Giovanna Carneiro / 21/08/2024
A imagem mostra uma cena de protesto à noite. Há várias pessoas segurando cartazes, com um cartaz em primeiro plano que é mais visível que os outros. Este cartaz tem uma mensagem escrita em português: “Não toleraremos estupradores.” A iluminação é fraca e os rostos das pessoas não estão claramente visíveis. A presença de vários cartazes sugere que esta é uma manifestação por uma causa social, especificamente contra a violência sexual.

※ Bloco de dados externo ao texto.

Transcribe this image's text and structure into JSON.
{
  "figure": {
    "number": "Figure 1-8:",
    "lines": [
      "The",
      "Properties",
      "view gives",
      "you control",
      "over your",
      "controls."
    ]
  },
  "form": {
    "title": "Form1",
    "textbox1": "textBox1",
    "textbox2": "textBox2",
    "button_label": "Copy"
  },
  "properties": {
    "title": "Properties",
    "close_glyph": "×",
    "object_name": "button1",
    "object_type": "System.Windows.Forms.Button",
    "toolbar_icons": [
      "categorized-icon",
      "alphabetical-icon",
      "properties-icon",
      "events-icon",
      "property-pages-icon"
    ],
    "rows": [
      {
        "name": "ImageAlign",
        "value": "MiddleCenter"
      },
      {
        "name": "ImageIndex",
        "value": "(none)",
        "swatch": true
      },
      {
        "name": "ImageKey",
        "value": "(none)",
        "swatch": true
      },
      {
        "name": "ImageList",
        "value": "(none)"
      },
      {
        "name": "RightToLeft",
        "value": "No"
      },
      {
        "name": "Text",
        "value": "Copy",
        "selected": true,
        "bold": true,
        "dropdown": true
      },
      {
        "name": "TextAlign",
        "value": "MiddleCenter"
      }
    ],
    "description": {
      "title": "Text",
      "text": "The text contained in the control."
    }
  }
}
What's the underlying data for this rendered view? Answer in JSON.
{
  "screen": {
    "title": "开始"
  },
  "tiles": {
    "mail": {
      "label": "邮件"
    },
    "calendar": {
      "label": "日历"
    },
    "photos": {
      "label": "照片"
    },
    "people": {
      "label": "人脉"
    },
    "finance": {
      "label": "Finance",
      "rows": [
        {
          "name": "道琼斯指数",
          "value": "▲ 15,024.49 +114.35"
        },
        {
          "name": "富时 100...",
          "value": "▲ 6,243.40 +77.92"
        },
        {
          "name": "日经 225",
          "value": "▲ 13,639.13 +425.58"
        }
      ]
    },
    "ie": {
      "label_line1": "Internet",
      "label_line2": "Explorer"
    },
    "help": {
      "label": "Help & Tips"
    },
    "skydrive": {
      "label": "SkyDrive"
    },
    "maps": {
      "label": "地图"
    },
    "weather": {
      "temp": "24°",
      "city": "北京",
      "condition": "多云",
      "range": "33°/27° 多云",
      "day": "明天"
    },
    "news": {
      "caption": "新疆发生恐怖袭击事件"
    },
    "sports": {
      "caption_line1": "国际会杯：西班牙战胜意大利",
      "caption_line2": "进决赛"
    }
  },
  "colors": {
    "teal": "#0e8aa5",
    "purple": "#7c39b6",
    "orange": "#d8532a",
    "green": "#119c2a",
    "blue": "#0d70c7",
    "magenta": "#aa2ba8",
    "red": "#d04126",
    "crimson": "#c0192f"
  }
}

Crédito: Arnaldo Sete/Marco Zero

O Panorama da violência letal e sexual contra crianças e adolescentes no Brasil, divulgado no dia 13 de agosto pelo Fundo das Nações Unidas para a Infância (Unicef) e Fórum Brasileiro de Segurança Pública (FBSP), revelou que, nos últimos três anos, 164.199 crianças e adolescentes foram vítimas de estupro no país. Como o documento reúne dados enviados pelas secretarias estaduais de Segurança e/ou Defesa Social, também expôs deficiências dos bancos de dados dos estados.

E uma informação que consta no levantamento chama atenção para Pernambuco: nos anos de 2021 e 2022 o estado não repassou os dados de idade das vítimas de violência sexual, o que impediu que o estado fosse incorporado no total nacional e no cálculo da variação dos anos 2021 a 2023, realizado pelo levantamento.

Entre as recomendações que o Panorama apresenta para prevenir os atos de violência contra crianças e adolescentes estão a melhoria nos registros dos casos, investimento em monitoramento e na geração de evidências.

“É necessário avançar no registro de informações sobre os casos, de forma que seja possível melhorar a compreensão da relação entre autores e vítimas e a compreensão da presença de outros marcadores, como a deficiência. Também é preciso avançar no monitoramento ágil e constante das informações, de forma que seja possível identificar mudanças de tendências e investir em intervenções de forma mais ágil”, indica o documento conjunto do Unicef e do FBSP.

A coordenadora do Gabinete de Assessoria Jurídica às Organizações Populares (Gajop), Deila Martins, fala sobre a dificuldade em ter acesso aos dados sobre violência sexual em Pernambuco, sobretudo no que diz respeito a idade das vítima: “Tem uma aba no site da SDS [Secretaria de Defesa Social] com dados de crimes violentos, letais e intencionais e outros crimes, que é uma aba chamadaviolência doméstica e familiar contra a mulher‘. Nessa aba, a gente encontra nos crimes relacionados, os crimes sexuais, mas apenas na categoria de estupro. E nessa categoria, afirma que, só neste ano, houve mil 1.415 vítimas e quase 70% delas eram crianças e adolescentes. Então, nos dados mais gerais sobre abuso sexual, Pernambuco traz apenas um recorte relacionado ao estupro. E nesse recorte, a gente consegue observar a idade da vítima apenas nessa categoria de estupro. A outra categoria relacionada nessa aba, que está disponível pela SDS, é a violência doméstica e familiar, e nela a gente não consegue observar, dos dados disponíveis, se é uma situação de abuso, se tem algo relacionado à exploração sexual”.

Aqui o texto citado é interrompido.